The culmination of these elements provided evidence that there was an arbitrary denial of humanitarian assistance in Syria. These recalls proved that the discretion of parties to conflict to consent humanitarian assistance were not used in accordance with International Law. Furthermore, the siege, even if it can be used as an acceptable method of war under certain conditions, was not used lawfully. Thus, it caused the deprivation of civilians of food and medicine in the besieged areas, which is a clear violation of International Humanitarian Law and classified as a “war crime” in the Rome Statute of the International Criminal Court.
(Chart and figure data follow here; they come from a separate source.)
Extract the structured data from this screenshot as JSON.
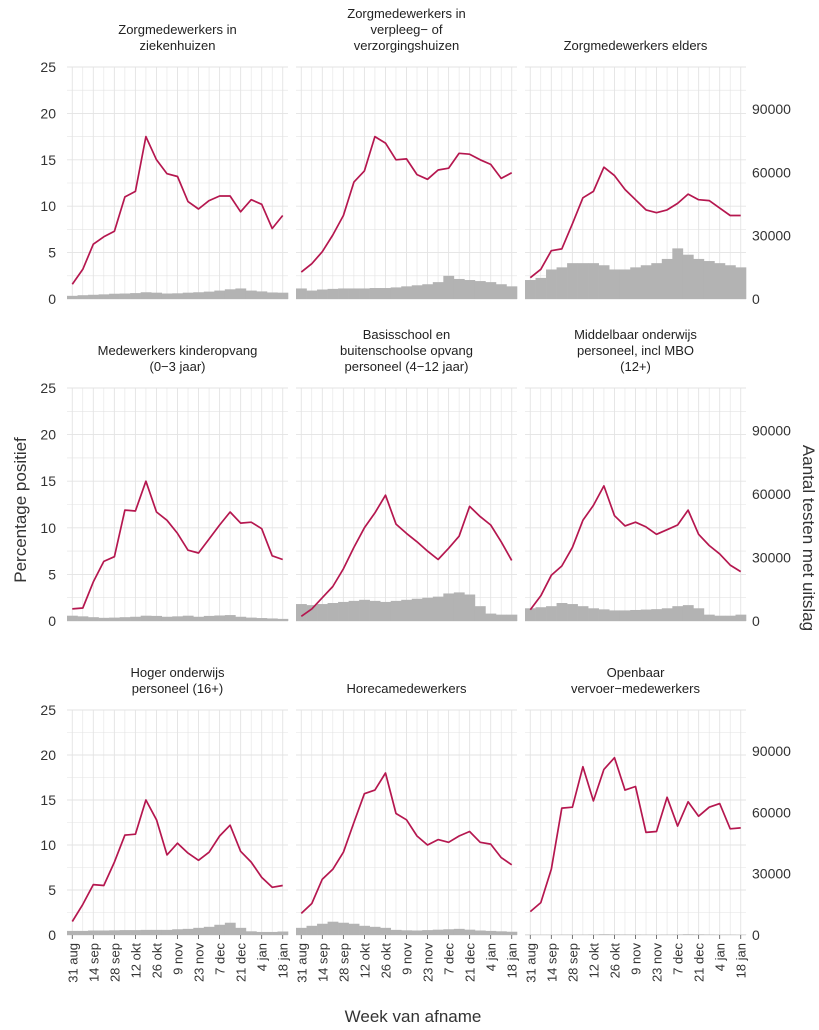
{
  "ylabel_left": "Percentage positief",
  "ylabel_right": "Aantal testen met uitslag",
  "xlabel": "Week van afname",
  "x_tick_labels": [
    "31 aug",
    "14 sep",
    "28 sep",
    "12 okt",
    "26 okt",
    "9 nov",
    "23 nov",
    "7 dec",
    "21 dec",
    "4 jan",
    "18 jan"
  ],
  "y_left_ticks": [
    0,
    5,
    10,
    15,
    20,
    25
  ],
  "y_right_ticks": [
    0,
    30000,
    60000,
    90000
  ],
  "colors": {
    "line": "#b5174f",
    "bar": "#b3b3b3",
    "grid": "#e3e3e3",
    "text": "#333333"
  },
  "chart_data": {
    "type": "line",
    "layout": "3x3 facets, line = percentage positief (left axis), bars = aantal testen met uitslag (right axis)",
    "weeks": [
      "31 aug",
      "7 sep",
      "14 sep",
      "21 sep",
      "28 sep",
      "5 okt",
      "12 okt",
      "19 okt",
      "26 okt",
      "2 nov",
      "9 nov",
      "16 nov",
      "23 nov",
      "30 nov",
      "7 dec",
      "14 dec",
      "21 dec",
      "28 dec",
      "4 jan",
      "11 jan",
      "18 jan"
    ],
    "ylim_left": [
      0,
      25
    ],
    "ylim_right": [
      0,
      110000
    ],
    "panels": [
      {
        "title_lines": [
          "Zorgmedewerkers in",
          "ziekenhuizen"
        ],
        "pct": [
          1.6,
          3.2,
          5.9,
          6.7,
          7.3,
          11.0,
          11.6,
          17.5,
          15.0,
          13.5,
          13.2,
          10.5,
          9.7,
          10.6,
          11.1,
          11.1,
          9.4,
          10.7,
          10.2,
          7.6,
          9.0
        ],
        "tests": [
          1500,
          1800,
          2000,
          2200,
          2500,
          2600,
          2800,
          3200,
          3000,
          2600,
          2700,
          3000,
          3200,
          3500,
          4000,
          4600,
          5000,
          4000,
          3600,
          3100,
          3000
        ]
      },
      {
        "title_lines": [
          "Zorgmedewerkers in",
          "verpleeg− of",
          "verzorgingshuizen"
        ],
        "pct": [
          2.9,
          3.8,
          5.1,
          6.9,
          9.0,
          12.6,
          13.8,
          17.5,
          16.8,
          15.0,
          15.1,
          13.4,
          12.9,
          13.9,
          14.1,
          15.7,
          15.6,
          15.0,
          14.5,
          13.0,
          13.6
        ],
        "tests": [
          5000,
          4000,
          4500,
          4800,
          5000,
          5000,
          5000,
          5200,
          5200,
          5500,
          6000,
          6500,
          7000,
          8000,
          11000,
          9500,
          9000,
          8500,
          8000,
          7000,
          6000
        ]
      },
      {
        "title_lines": [
          "Zorgmedewerkers elders"
        ],
        "pct": [
          2.3,
          3.2,
          5.2,
          5.4,
          8.1,
          10.9,
          11.6,
          14.2,
          13.3,
          11.8,
          10.7,
          9.6,
          9.3,
          9.6,
          10.3,
          11.3,
          10.7,
          10.6,
          9.8,
          9.0,
          9.0
        ],
        "tests": [
          9000,
          10000,
          14000,
          15000,
          17000,
          17000,
          17000,
          16000,
          14000,
          14000,
          15000,
          16000,
          17000,
          19000,
          24000,
          21000,
          19000,
          18000,
          17000,
          16000,
          15000
        ]
      },
      {
        "title_lines": [
          "Medewerkers kinderopvang",
          "(0−3 jaar)"
        ],
        "pct": [
          1.3,
          1.4,
          4.2,
          6.4,
          6.9,
          11.9,
          11.8,
          15.0,
          11.7,
          10.8,
          9.4,
          7.6,
          7.3,
          8.8,
          10.3,
          11.7,
          10.5,
          10.6,
          9.9,
          7.0,
          6.6
        ],
        "tests": [
          2500,
          2200,
          1800,
          1500,
          1600,
          1800,
          2000,
          2500,
          2400,
          2000,
          2200,
          2500,
          2000,
          2400,
          2600,
          2800,
          2000,
          1600,
          1400,
          1200,
          1000
        ]
      },
      {
        "title_lines": [
          "Basisschool en",
          "buitenschoolse opvang",
          "personeel (4−12 jaar)"
        ],
        "pct": [
          0.5,
          1.3,
          2.5,
          3.7,
          5.6,
          7.9,
          10.0,
          11.6,
          13.5,
          10.4,
          9.4,
          8.5,
          7.5,
          6.6,
          7.8,
          9.1,
          12.3,
          11.2,
          10.3,
          8.5,
          6.5
        ],
        "tests": [
          8000,
          7500,
          8000,
          8500,
          9000,
          9500,
          10000,
          9500,
          9000,
          9500,
          10000,
          10500,
          11000,
          11500,
          13000,
          13500,
          12500,
          7000,
          3500,
          3000,
          3000
        ]
      },
      {
        "title_lines": [
          "Middelbaar onderwijs",
          "personeel, incl MBO",
          "(12+)"
        ],
        "pct": [
          1.2,
          2.7,
          4.9,
          5.9,
          7.9,
          10.8,
          12.4,
          14.5,
          11.3,
          10.2,
          10.6,
          10.1,
          9.3,
          9.8,
          10.3,
          11.9,
          9.3,
          8.1,
          7.2,
          6.0,
          5.3
        ],
        "tests": [
          6000,
          6500,
          7000,
          8500,
          8000,
          7000,
          6000,
          5500,
          5000,
          5000,
          5200,
          5400,
          5600,
          6000,
          7000,
          7500,
          6000,
          3000,
          2500,
          2500,
          3000
        ]
      },
      {
        "title_lines": [
          "Hoger onderwijs",
          "personeel (16+)"
        ],
        "pct": [
          1.5,
          3.4,
          5.6,
          5.5,
          8.1,
          11.1,
          11.2,
          15.0,
          12.8,
          8.9,
          10.2,
          9.1,
          8.3,
          9.2,
          11.0,
          12.2,
          9.3,
          8.1,
          6.4,
          5.3,
          5.5
        ],
        "tests": [
          2000,
          2000,
          2200,
          2200,
          2300,
          2400,
          2400,
          2500,
          2500,
          2500,
          2800,
          3000,
          3500,
          4000,
          5000,
          6000,
          3500,
          1800,
          1500,
          1500,
          1700
        ]
      },
      {
        "title_lines": [
          "Horecamedewerkers"
        ],
        "pct": [
          2.4,
          3.5,
          6.2,
          7.3,
          9.2,
          12.5,
          15.7,
          16.1,
          18.0,
          13.5,
          12.8,
          11.0,
          10.0,
          10.6,
          10.3,
          11.0,
          11.5,
          10.3,
          10.1,
          8.6,
          7.8
        ],
        "tests": [
          3500,
          4500,
          5500,
          6500,
          6000,
          5500,
          4500,
          4000,
          3500,
          2500,
          2300,
          2200,
          2400,
          2600,
          2800,
          3000,
          2600,
          2200,
          2000,
          1800,
          1600
        ]
      },
      {
        "title_lines": [
          "Openbaar",
          "vervoer−medewerkers"
        ],
        "pct": [
          2.6,
          3.6,
          7.3,
          14.1,
          14.2,
          18.7,
          14.9,
          18.4,
          19.7,
          16.1,
          16.5,
          11.4,
          11.5,
          15.3,
          12.1,
          14.8,
          13.2,
          14.2,
          14.6,
          11.8,
          11.9
        ],
        "tests": [
          150,
          150,
          150,
          200,
          200,
          200,
          250,
          350,
          300,
          250,
          250,
          200,
          200,
          200,
          250,
          350,
          300,
          250,
          200,
          200,
          150
        ]
      }
    ]
  }
}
Despite the UN resolution, very limited improvement was witnessed in providing access to humanitarian organisations. Exemplifying the situation a UN report that estimates 3.5 million people were residing in areas that were difficult or impossible for humanitarian organisations to reach, and that 242,000 living in areas besieged were included in this figure. He also stated that UN agencies and their implementing partners could only reach 34 out of 262 locations in hard-to-reach and besieged areas. The Secretary General also declared that medicines were routinely denied to those who needed them, and that 89, 652 people were deprived of medical assistance as a result of lack of approval or removal of medical interagency  convoys to hard-to reach areas.

The continued arbitrary denials, systematic impediments and hindrances resulted in the passing of UN Resolution 2165. This time humanitarian assistance was not left to the discretion of authorities. The Resolution directly authorised UN humanitarian agencies and their partners to use the most direct route and border crossing to deliver humanitarian assistance to the most vulnerable in Syria. 

Today, these resolutions have enabled UN Humanitarian Agencies and their implementing partners including the Turkish Red Crescent to supply food, medicine, tents, blankets and hygiene items to millions of people inside Syria. Moreover, the UN and its implementing partners reached 77.4 Million beneficiaries in different sectors through the Turkish Border from 2014 to 2020.  Were it not for these resolutions many more lives would have been lost to this tragic war.